Liability for Losses At Sea: A Case Growing Out of the Atlantic Wreck in 1873.

In the suit of Freeman D. Marckwald against the Oceanic Steam Navigation Company, (Limited) which was begun on Monday before Judge Westbrook and a jury in Supreme Court, Circuit, Part II, the plaintiff yesterday rested his case. The customary motion to dismiss the complaint was made, and the court in denying it said: "Where a ship is run ashore on an island within a hundred feed of the main land, and the passenger is exposed to the perils of being drawned and the pain and suffering caused by the waves and wind, these facts -- being so unusual and so out of the ordinary course of things -- make it a prima facie case of negligence, and call upon the defendants to show that they, in fact, did exercise the utmost care and caution." The defense was then begun.
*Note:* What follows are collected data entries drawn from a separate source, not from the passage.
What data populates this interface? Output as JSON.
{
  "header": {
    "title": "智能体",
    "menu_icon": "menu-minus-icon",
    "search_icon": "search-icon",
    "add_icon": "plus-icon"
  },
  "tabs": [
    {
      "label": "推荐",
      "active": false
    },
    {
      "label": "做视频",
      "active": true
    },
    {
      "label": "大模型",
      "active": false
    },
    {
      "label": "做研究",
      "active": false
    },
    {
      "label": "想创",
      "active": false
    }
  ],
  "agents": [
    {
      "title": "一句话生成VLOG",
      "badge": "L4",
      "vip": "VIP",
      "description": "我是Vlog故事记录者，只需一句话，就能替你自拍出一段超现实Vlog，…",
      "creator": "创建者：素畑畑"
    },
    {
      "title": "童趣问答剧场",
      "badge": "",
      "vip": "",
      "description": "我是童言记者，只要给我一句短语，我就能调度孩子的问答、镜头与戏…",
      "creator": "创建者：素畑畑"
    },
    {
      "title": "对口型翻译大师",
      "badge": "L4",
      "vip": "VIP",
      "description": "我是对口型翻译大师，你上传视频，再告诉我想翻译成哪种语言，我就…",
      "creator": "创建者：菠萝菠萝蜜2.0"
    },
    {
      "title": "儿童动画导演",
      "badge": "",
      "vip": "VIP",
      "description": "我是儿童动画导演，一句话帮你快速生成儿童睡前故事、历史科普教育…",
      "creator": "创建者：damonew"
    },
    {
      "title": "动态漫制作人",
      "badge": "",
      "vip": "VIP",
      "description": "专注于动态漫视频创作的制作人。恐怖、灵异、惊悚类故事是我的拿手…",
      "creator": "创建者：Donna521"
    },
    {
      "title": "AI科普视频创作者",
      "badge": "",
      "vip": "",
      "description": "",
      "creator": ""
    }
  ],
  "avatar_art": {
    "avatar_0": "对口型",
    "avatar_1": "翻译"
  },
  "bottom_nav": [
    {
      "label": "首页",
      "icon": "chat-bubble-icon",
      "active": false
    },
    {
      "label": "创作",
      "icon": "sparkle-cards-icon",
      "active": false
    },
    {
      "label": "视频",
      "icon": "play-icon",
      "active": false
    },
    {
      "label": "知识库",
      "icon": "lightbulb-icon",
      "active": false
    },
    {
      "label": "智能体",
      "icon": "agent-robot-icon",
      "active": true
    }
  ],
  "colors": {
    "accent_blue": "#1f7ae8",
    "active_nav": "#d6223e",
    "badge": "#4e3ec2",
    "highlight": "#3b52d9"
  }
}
The suit in question is brought by Marckwald, who was one of the passengers on board the ill-fated steamship Atlantic, which was lost at Marr's Head in the early part of 1873. Marckwald asks $5,000 damages, occasioned by the loss of his baggage and by his detention, and the consequent injury to his business. The defense is that the vessel was duly equipped for the voyage, the company guilty of no geglegence, and that the company had proceeded under the statute limiting the liability of ship-owners, and had distributed the procceds of the vessel, her cargo, and freight among the respective climants; and, morevover, that the company had been duly discharged from further liability by the United States District Court for this district. Raymond & Corson appear for the plaintiff; Josephy H. Choate and Everett P. Wheeler for the defendants.